You could use aggregate in order by clause.
SELECT e.Name, Orders = STUFF((SELECT N', ' + c.OrderDetails
FROM dbo.CoffeeOrders AS c
WHERE c.EmployeeID = e.EmployeeID
GROUP BY c.OrderDetails
ORDER BY Max(c.OrderDate) DESC — changed ORDER BY
FOR XML PATH, TYPE).value(N'.[1]', N'nvarchar(max)'), 1, 2, N")
FROM dbo.Employees AS e
GROUP BY e.EmployeeID, e.Name
Hi Sviridov, thanks, that is an alternative too; while it gets the same results and generates the same plan, in my testing the duration and CPU were always a bit higher than the CTE variation I proposed. YMMV. :-)
I know I'm late to the party, but is there any significant performance increase using the GROUP BY function in the sub query over simply SELECT DISTINCT N', ' + c.OrderDetails ?
Please forgive any holes in my understanding here.
There can be, yes. Primarily because GROUP BY will work first, whereas DISTINCT applies afterward. So depending on the data you could be performing the grouped concatenation many more times, and then only weeding out duplicates after all that work is done. GROUP BY *should* weed the duplicates out first, but in the worst possible case, they'll be the same.
This approach works for Text or single digit number, but it does not work with double digit duplicate numbers. Can you please help?
Can you elaborate? Show some sample data and desired results?
All of the scenarios shown can be done using the GROUP_CONCAT SQLCLR objects on CodePlex *except* sorting by something other than the column being concatenated.
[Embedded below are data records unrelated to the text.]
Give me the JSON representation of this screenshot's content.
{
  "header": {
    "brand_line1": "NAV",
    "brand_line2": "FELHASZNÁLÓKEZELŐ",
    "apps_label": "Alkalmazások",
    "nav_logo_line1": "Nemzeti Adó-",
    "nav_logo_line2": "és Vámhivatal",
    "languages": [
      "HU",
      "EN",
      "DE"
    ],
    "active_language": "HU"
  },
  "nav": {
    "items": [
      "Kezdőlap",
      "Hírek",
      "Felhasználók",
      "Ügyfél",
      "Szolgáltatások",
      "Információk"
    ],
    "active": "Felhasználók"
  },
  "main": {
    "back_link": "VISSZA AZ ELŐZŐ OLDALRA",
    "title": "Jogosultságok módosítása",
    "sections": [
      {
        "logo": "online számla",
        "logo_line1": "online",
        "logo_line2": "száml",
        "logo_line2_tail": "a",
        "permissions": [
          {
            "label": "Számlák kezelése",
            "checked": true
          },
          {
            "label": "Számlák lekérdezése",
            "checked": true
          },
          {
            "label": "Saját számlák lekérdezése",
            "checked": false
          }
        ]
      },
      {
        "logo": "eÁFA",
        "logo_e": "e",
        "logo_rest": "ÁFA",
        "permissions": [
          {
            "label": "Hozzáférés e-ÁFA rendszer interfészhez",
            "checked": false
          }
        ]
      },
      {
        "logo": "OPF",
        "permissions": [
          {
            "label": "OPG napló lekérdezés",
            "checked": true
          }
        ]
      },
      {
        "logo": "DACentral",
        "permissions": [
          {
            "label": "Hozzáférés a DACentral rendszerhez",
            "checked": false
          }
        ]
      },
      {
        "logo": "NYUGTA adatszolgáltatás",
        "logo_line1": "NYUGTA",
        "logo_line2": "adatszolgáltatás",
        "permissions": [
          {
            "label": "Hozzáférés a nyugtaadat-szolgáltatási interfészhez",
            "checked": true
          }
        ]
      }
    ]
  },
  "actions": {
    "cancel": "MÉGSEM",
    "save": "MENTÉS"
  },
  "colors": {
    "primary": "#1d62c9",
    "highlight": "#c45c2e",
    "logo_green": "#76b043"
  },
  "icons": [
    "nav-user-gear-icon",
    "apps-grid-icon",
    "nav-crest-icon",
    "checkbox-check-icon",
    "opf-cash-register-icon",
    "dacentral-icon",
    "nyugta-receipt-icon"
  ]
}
However, that functionality is in development.
For output sorted by the grouped string you can use GROUP_CONCAT_S:
SELECT e.Name,
Orders = dbo.GROUP_CONCAT_S(c.OrderDetails, 1) — sorted list
FROM dbo.Employees AS e
JOIN dbo.CoffeeOrders AS c ON e.EmployeeID = c.EmployeeID
GROUP BY e.Name
ORDER BY e.Name;
For unique values you can declare DISTINCT on the column being passed into the Aggregate, like this:
SELECT e.Name,
Orders = dbo.GROUP_CONCAT_S(DISTINCT c.OrderDetails, 1) — DISTINCT, sorted list
FROM dbo.Employees AS e
JOIN dbo.CoffeeOrders AS c ON e.EmployeeID = c.EmployeeID
GROUP BY e.Name
ORDER BY e.Name;
Full disclosure, I developed the GROUP_CONCAT objects on CodePlex.
too good
Great article. Easy to follow and very thorough! Thanks this helped me out in my job today.